In my column at The Week, I predicted that the budget fight will show whether Republicans decide to fight for their federalist vision, given Trump’s clear inclination in that direction:
Trump’s steep cuts have begun to open up fault lines on Capitol Hill, not just between moderates and conservatives but also between the House and Senate Republican caucuses. Representatives with federal operations in their districts have already begun to point out that some of the targeted programs provide employment and services for their own constituents. One aide called the proposal a “slash and burn” document, and told Reuters that the House caucus worries that they will be forced to back big reductions, only to have their feet cut out from under them by a far more moderate Senate proposal.
Those worries are not unsubstantiated, either. In the upper chamber, cuts to the State Department have already generated opposition among Republicans, including the man Trump most needs to seal the deal, Majority Leader Mitch McConnell. Even if Senate Republicans had more enthusiasm for the sharp spending cuts, they only have a slim majority. Democrats can use the filibuster on appropriations bills, which means that Republicans will have to compromise on spending levels enough to attract at least eight senators from across the aisle.

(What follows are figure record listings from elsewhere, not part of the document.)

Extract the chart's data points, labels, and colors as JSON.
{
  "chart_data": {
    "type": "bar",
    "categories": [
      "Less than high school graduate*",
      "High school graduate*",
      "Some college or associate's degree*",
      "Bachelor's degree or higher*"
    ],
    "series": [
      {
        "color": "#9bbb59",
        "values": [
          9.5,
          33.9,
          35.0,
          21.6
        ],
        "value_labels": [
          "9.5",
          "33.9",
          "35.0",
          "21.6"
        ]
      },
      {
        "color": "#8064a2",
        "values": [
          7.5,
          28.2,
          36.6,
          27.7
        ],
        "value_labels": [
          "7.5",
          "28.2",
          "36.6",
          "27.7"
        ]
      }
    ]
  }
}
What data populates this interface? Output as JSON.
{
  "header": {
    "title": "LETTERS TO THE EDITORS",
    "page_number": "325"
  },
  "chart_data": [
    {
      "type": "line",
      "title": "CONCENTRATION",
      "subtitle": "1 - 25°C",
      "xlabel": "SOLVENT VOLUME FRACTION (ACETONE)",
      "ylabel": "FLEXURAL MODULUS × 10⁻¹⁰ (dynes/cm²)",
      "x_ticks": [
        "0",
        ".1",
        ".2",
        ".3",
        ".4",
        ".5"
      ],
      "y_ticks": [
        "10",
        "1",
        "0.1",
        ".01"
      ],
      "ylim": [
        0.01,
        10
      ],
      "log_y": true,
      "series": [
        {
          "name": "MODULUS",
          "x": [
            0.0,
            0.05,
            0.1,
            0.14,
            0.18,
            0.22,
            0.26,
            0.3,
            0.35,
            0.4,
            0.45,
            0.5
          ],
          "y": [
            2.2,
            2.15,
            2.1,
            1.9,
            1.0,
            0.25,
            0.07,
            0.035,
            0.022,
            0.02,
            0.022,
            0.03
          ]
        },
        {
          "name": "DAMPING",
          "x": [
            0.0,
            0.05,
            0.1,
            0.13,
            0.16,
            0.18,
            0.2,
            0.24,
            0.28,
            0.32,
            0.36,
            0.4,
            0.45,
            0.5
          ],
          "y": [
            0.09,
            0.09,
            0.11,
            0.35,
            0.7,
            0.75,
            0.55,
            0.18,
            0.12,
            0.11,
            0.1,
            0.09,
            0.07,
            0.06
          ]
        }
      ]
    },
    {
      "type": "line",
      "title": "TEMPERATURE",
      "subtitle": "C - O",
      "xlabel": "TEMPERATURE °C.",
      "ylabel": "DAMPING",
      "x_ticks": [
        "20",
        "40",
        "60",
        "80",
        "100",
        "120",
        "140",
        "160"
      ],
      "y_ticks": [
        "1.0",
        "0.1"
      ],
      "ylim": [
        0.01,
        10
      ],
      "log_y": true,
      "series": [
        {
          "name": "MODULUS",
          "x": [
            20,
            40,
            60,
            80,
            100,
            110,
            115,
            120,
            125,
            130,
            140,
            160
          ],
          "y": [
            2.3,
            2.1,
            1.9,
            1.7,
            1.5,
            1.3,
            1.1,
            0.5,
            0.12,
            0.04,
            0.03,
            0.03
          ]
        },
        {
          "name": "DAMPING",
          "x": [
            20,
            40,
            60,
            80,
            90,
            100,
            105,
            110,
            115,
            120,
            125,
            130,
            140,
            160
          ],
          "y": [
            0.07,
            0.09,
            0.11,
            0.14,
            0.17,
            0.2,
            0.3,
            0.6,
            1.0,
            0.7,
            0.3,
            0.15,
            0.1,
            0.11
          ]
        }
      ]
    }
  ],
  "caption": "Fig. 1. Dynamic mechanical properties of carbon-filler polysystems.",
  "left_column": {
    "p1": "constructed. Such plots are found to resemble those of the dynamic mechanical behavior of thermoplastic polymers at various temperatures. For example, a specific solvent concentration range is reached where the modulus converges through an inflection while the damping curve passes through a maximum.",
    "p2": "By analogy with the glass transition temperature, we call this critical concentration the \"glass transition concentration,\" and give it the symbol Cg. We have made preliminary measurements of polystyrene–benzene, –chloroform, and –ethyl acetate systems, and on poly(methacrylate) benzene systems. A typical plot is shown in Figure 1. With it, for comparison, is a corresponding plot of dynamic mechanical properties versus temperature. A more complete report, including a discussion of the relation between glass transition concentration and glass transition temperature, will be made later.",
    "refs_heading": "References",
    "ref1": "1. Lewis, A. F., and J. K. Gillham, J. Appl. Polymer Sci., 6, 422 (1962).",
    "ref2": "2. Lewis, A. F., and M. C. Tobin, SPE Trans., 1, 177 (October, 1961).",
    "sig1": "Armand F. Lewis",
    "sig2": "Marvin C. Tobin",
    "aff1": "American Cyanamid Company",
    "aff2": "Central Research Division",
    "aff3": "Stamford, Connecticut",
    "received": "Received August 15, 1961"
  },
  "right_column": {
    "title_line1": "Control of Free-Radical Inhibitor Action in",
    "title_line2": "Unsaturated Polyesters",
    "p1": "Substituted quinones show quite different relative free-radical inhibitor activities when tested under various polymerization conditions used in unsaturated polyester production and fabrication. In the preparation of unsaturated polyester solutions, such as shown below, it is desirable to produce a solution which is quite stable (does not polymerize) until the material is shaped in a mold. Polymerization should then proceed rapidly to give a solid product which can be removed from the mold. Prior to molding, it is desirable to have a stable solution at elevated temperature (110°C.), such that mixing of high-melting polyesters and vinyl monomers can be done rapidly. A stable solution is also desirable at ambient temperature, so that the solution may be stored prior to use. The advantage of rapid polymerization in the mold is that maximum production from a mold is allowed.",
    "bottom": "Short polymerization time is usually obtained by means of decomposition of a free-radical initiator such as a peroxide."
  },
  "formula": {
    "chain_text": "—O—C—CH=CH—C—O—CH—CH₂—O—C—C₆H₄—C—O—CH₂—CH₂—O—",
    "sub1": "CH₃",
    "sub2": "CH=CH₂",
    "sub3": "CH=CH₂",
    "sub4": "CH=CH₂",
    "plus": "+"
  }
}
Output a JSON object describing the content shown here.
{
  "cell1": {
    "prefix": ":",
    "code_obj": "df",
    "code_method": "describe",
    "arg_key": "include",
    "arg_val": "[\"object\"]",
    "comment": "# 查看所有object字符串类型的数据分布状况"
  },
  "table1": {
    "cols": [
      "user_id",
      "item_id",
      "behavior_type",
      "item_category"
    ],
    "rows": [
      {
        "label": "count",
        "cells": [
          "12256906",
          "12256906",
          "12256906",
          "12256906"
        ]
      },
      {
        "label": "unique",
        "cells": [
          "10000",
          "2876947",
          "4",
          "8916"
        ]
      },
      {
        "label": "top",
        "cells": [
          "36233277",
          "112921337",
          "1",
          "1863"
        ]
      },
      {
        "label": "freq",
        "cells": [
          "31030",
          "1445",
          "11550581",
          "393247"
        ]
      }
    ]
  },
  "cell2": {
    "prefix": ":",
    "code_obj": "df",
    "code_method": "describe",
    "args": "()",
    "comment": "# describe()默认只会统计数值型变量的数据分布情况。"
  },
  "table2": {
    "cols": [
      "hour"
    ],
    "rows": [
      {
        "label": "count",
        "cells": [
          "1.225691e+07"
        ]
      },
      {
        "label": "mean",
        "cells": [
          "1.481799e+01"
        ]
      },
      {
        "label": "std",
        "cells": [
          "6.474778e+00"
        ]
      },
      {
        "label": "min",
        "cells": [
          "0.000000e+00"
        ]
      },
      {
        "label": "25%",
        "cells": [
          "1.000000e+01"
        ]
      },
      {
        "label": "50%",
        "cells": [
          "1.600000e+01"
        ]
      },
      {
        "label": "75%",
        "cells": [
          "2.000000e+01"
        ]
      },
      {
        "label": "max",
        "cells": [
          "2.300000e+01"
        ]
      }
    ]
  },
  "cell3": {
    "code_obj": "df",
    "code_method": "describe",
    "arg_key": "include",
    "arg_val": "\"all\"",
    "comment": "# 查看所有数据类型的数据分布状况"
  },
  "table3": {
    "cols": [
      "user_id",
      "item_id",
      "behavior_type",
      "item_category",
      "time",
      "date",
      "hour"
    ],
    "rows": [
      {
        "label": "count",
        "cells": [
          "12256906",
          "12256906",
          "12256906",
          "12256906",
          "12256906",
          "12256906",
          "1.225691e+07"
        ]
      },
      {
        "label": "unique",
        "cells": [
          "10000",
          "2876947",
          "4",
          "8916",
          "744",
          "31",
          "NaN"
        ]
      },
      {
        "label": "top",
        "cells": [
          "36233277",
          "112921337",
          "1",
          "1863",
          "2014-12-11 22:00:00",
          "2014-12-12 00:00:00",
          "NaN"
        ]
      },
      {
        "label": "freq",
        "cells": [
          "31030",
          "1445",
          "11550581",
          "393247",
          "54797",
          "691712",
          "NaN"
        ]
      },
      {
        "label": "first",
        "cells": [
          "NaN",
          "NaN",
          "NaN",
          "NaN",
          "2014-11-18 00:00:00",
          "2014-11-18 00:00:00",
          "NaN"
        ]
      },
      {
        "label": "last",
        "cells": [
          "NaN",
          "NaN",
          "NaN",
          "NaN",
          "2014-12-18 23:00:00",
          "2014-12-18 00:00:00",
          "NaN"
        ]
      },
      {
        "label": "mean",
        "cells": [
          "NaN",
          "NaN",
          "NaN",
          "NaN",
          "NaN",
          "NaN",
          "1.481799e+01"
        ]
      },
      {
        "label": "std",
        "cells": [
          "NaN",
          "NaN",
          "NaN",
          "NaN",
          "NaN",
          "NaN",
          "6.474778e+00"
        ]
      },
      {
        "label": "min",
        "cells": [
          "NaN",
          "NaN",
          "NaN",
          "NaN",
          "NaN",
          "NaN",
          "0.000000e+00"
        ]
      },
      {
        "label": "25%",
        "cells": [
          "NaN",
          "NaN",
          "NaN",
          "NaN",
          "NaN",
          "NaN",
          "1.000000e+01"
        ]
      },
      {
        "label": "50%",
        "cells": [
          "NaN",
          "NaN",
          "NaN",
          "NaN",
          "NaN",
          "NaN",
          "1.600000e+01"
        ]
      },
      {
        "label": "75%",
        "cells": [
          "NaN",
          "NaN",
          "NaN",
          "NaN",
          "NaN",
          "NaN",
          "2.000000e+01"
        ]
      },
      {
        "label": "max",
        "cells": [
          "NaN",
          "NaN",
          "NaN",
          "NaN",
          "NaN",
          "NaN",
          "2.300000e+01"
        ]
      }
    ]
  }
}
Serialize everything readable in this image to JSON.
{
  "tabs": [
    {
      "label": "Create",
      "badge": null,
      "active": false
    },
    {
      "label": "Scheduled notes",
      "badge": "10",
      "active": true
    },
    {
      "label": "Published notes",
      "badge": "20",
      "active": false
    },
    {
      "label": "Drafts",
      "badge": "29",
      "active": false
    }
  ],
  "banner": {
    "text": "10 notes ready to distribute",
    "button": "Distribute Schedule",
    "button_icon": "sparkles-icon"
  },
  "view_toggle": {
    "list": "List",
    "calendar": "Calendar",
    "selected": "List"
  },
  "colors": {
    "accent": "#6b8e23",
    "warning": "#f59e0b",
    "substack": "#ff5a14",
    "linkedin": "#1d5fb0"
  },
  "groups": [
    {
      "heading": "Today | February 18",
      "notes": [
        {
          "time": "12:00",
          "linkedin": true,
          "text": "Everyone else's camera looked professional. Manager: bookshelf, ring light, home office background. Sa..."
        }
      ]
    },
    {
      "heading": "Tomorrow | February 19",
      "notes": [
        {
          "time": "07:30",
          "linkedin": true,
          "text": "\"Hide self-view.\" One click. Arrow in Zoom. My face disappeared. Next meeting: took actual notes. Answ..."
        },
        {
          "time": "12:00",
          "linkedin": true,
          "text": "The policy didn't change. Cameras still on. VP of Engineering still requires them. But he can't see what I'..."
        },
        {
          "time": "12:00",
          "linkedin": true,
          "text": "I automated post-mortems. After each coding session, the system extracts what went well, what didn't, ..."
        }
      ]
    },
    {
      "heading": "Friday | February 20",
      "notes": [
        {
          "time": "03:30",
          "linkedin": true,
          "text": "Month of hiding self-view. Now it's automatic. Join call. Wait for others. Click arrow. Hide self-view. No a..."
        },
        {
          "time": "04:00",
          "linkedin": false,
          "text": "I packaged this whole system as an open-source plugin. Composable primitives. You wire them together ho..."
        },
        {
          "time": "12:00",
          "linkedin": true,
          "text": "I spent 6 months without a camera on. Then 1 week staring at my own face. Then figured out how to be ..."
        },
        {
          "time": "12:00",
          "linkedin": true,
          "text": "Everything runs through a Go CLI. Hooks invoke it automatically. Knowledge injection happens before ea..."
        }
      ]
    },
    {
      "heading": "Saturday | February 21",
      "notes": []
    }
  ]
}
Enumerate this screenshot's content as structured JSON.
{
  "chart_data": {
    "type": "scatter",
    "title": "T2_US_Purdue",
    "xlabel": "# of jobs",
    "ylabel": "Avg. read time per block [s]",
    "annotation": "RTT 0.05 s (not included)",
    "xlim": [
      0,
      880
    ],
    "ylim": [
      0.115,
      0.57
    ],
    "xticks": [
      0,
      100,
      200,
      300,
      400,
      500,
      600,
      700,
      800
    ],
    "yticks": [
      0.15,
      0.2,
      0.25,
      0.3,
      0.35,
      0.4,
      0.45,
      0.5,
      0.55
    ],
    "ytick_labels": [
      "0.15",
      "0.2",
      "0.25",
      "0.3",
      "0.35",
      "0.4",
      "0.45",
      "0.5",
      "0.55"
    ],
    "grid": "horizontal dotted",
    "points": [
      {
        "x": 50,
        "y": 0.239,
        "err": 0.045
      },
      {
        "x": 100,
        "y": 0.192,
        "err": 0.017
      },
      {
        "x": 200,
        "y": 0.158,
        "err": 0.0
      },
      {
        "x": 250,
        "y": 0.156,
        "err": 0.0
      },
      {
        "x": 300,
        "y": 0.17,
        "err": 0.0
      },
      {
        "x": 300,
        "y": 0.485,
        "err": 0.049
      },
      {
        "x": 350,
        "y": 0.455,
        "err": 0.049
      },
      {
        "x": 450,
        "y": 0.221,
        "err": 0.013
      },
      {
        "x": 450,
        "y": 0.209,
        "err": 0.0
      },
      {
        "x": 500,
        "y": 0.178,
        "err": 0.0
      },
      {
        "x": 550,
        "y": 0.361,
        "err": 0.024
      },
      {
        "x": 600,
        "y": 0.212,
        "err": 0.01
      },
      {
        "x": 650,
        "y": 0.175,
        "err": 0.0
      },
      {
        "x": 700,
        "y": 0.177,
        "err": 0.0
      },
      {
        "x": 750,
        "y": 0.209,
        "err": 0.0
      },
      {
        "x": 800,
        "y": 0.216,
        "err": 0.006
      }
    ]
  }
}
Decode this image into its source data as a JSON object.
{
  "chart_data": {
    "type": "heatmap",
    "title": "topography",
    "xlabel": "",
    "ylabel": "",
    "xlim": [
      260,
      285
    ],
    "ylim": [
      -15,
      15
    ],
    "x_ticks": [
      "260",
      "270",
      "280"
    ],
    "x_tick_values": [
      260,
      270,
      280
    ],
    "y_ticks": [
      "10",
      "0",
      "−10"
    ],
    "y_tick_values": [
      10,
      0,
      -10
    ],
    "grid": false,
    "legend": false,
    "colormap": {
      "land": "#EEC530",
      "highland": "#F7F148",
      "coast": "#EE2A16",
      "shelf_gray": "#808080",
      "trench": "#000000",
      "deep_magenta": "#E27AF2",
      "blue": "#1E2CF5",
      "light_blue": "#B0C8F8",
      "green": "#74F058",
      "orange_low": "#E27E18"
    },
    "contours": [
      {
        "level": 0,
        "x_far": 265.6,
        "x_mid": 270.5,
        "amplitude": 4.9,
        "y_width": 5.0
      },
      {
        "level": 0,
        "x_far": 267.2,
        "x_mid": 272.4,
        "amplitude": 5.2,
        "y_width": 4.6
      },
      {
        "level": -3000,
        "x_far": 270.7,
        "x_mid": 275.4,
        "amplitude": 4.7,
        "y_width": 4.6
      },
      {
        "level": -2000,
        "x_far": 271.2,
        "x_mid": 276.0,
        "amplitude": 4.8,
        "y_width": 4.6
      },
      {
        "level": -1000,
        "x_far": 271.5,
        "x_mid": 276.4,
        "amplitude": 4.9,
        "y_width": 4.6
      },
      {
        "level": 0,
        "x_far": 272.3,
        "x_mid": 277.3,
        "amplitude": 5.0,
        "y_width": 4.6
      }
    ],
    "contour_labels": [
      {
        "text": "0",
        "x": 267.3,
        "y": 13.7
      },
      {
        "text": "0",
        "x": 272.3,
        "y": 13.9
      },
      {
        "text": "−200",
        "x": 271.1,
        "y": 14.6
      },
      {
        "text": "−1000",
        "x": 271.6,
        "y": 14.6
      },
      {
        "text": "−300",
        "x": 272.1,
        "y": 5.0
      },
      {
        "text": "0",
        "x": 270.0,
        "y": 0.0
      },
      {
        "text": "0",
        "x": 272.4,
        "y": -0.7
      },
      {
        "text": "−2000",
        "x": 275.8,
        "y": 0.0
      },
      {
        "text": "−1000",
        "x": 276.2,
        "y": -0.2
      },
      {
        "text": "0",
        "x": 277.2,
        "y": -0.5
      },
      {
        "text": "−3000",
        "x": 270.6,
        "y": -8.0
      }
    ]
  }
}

That may lead to a very unpleasant rift between the White House and Capitol Hill — or perhaps some satisfaction with incremental reductions in the budget process for the short run. Trump’s Cabinet officials can gradually roll back staffing levels through attrition while congressional Republicans mull just how far they can go on cutbacks, and offer more reversals of regulatory growth in the previous administration through the Congressional Review Act.
The Trump budget could just be a “big ask,” a technique in dealmaking that sets the parameters high enough for a stakeholder to maximize his potential successes. It’s almost certainly an acknowledgment that a generation or more of promises to start making real cuts in the establishment’s authority and power have to finally be honored, too. If Republicans can’t implement those promises over the next two years with single-party governance in Washington, they may not have it for much longer than that.
I’d bet on incrementalism as the response. The cuts to public broadcasting, EPA, and the NEA will almost certainly stick, but don’t expect to see the widespread cutbacks across all departments in the Congressional budget at the end.